Marc Ravalomanana has resigned as Madagascar’s president and transferred power to the military, diplomats said yesterday on condition of anonymity.
”The order signed by Ravalomanana transfers the powers of the president and the prime minister to a military board,” one diplomat said.
Several other sources confirmed the 59-year-old leader’s resignation.
“Apparently the president is handing over to the military and is going to make a declaration,” an aide said in a text message to journalists. Contacted by telephone, the aide declined to give further details.
Weeks of turmoil and protests, led by young opposition leader Andry Rajoelina, have killed 135 people on Madagascar, crippled tourism and scared foreign investors in the mining and oil exploration sectors.
In a further sign that he was assuming power, Rajoelina led supporters into the presidential palace in Antananarivo after a rally in which he declared eight of Ravalomanana’s ministers had resigned due to the crisis.
Presidential guards and hundreds of supporters are protecting Ravalomanana at another palace which is his residence on the outskirts of Antananarivo.
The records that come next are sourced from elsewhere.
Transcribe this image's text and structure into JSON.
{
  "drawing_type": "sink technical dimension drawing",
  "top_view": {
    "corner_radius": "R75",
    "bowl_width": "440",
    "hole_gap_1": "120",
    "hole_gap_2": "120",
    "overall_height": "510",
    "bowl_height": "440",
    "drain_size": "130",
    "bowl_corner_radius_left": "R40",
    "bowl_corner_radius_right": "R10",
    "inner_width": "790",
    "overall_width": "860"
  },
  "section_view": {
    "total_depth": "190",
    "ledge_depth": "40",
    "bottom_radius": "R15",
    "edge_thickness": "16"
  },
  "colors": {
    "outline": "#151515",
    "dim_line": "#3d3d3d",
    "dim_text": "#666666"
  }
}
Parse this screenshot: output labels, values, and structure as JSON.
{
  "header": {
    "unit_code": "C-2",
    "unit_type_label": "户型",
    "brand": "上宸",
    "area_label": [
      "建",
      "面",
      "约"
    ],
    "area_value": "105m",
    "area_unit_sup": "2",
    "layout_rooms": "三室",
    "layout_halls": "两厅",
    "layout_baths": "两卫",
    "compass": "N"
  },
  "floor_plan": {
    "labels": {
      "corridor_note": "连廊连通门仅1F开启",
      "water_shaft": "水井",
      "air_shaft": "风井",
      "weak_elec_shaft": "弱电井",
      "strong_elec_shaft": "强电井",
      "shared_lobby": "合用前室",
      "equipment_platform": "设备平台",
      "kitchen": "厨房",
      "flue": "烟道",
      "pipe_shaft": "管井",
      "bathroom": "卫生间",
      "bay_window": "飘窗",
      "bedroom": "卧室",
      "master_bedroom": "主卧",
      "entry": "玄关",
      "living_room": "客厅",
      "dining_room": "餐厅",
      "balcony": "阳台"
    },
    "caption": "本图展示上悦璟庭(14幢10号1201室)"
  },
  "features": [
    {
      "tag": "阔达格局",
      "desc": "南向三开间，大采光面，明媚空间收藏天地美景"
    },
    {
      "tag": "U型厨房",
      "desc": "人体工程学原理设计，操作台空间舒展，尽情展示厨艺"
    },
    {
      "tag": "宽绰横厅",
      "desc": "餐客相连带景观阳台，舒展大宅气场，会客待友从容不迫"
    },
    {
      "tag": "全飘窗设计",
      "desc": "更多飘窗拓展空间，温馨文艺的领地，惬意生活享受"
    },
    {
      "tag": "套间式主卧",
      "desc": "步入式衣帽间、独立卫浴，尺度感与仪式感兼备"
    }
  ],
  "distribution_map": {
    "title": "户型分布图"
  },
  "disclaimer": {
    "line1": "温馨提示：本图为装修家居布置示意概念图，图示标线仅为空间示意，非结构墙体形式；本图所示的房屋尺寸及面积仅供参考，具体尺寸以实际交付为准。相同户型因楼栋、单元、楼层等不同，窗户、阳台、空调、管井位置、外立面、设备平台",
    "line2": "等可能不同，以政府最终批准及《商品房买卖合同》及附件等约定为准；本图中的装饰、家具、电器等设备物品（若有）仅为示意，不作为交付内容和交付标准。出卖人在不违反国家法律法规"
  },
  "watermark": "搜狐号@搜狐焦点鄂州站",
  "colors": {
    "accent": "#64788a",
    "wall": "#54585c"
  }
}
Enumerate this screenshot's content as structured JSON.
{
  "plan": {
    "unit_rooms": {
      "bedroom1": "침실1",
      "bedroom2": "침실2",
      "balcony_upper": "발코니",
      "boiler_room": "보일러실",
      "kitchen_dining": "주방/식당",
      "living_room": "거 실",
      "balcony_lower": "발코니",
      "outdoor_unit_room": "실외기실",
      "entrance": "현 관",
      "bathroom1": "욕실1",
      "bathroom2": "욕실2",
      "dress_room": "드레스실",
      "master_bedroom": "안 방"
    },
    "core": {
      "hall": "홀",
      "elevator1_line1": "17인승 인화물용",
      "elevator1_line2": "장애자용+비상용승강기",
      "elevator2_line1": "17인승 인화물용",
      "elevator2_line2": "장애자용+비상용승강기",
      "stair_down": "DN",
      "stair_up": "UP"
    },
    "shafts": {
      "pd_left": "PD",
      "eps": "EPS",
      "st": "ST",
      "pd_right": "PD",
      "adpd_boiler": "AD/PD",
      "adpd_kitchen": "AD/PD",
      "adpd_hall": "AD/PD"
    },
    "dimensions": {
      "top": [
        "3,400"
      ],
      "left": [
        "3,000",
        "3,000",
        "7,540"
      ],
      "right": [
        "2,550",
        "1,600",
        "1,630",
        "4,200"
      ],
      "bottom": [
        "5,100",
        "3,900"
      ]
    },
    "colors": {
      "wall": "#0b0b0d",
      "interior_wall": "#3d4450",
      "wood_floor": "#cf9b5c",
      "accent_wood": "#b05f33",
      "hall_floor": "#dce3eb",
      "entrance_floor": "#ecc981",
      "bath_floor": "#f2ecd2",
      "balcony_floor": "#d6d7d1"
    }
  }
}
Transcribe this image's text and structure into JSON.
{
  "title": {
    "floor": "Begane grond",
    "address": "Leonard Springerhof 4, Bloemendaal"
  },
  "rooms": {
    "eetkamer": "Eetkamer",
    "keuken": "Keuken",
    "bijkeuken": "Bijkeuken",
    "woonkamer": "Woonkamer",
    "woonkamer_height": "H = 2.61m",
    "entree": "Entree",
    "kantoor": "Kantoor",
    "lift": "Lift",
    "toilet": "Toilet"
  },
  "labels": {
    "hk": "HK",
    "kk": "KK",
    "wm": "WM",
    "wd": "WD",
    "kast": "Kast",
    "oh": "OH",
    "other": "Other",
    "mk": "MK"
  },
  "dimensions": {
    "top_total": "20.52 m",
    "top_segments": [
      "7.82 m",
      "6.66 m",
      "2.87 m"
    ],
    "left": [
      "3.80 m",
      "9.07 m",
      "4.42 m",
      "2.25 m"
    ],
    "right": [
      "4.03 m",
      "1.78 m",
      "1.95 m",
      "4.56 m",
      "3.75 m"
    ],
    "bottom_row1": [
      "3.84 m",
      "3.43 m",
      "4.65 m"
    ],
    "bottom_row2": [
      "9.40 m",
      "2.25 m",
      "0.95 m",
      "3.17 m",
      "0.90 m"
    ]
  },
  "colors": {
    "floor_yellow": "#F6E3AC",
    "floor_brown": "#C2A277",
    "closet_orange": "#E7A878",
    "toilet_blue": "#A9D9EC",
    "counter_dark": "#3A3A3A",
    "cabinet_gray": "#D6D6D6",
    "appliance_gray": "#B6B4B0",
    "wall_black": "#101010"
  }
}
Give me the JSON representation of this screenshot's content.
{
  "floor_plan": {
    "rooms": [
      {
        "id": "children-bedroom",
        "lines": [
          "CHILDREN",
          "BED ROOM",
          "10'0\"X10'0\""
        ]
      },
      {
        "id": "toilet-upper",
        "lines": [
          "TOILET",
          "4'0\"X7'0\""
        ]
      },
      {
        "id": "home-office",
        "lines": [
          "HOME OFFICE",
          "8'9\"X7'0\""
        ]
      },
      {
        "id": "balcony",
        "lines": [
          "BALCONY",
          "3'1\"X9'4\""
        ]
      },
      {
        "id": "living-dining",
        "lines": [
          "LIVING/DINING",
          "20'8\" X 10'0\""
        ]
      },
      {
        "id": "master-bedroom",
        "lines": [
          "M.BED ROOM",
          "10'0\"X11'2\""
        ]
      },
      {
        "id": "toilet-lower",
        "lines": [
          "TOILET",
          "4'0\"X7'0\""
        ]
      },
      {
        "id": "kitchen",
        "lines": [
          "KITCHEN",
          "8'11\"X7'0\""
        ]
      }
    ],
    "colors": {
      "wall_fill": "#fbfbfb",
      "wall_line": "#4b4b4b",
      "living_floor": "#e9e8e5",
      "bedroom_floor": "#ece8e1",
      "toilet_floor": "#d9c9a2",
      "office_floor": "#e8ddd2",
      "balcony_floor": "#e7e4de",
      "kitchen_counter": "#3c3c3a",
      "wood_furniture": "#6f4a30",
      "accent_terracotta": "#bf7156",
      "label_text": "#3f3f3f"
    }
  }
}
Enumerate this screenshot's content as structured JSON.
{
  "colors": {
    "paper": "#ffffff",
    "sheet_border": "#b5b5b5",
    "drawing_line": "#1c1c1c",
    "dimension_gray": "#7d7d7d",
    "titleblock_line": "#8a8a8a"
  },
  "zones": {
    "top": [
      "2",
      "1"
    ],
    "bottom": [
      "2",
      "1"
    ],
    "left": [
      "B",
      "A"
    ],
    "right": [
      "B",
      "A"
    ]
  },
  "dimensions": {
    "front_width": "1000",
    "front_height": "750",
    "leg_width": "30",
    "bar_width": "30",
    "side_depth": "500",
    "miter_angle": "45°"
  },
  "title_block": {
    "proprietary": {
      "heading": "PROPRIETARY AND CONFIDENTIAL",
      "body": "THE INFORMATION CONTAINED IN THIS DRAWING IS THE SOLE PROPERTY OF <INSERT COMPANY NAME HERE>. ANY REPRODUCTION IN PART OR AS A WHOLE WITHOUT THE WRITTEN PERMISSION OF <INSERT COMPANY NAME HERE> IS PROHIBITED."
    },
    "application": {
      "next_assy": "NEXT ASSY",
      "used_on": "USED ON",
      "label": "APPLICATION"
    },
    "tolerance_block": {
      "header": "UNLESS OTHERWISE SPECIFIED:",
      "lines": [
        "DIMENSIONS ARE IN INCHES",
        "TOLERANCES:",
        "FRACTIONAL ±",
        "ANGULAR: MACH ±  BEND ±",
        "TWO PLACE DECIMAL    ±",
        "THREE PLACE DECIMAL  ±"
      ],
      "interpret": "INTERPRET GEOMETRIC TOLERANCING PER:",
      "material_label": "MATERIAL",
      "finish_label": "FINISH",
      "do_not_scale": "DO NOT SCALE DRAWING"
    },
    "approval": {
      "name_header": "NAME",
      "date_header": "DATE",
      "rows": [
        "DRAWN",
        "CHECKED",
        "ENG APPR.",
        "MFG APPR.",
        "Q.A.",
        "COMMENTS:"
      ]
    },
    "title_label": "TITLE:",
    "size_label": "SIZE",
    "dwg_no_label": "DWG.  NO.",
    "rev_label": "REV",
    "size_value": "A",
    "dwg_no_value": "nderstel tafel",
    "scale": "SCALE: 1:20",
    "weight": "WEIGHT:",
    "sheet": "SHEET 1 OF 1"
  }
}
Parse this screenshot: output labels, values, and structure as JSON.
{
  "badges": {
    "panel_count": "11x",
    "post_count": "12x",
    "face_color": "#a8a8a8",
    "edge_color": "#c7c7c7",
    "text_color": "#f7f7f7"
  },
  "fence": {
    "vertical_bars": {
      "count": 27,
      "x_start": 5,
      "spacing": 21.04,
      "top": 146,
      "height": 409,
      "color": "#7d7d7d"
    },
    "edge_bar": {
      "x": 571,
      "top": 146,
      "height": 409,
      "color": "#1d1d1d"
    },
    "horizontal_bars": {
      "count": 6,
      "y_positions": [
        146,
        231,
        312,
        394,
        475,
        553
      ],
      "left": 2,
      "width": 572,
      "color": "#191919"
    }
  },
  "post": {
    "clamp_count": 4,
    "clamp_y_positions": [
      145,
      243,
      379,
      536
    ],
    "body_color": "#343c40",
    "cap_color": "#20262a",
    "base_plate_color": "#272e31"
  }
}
He had vowed to fight to the death if pro-opposition soldiers try to drive him from power.
On Monday, Madagascar’s traditionally neutral army threw its weight behind Rajoelina and stormed a presidential palace in the heart of Antananarivo. It also seized the central bank.
Tanks and scores of soldiers guarded the buildings yesterday. Though bracing for possible violence, Malagasy still sought to go about their business, with schools staying open and some people opening shops and going to work as normal.
Rajoelina, a 34-year-old former disc jockey and sacked mayor of Antananarivo, has been calling for Ravalomanana’s resignation since the start of this year and now wants him arrested. He calls the president a dictator running Madagascar like a private firm.
“Many ministers have handed in their resignation to me,” Rajoelina told 10,000 supporters at a rally, naming eight. The crowd chanted: “President, president!” at the opposition leader who says he is now the de facto leader of Madagascar.
The African Union, whose next summit was scheduled to take place in Madagascar, said it would not accept any unconstitutional change of government. And the EU has said it would cut aid to anyone coming to power by force.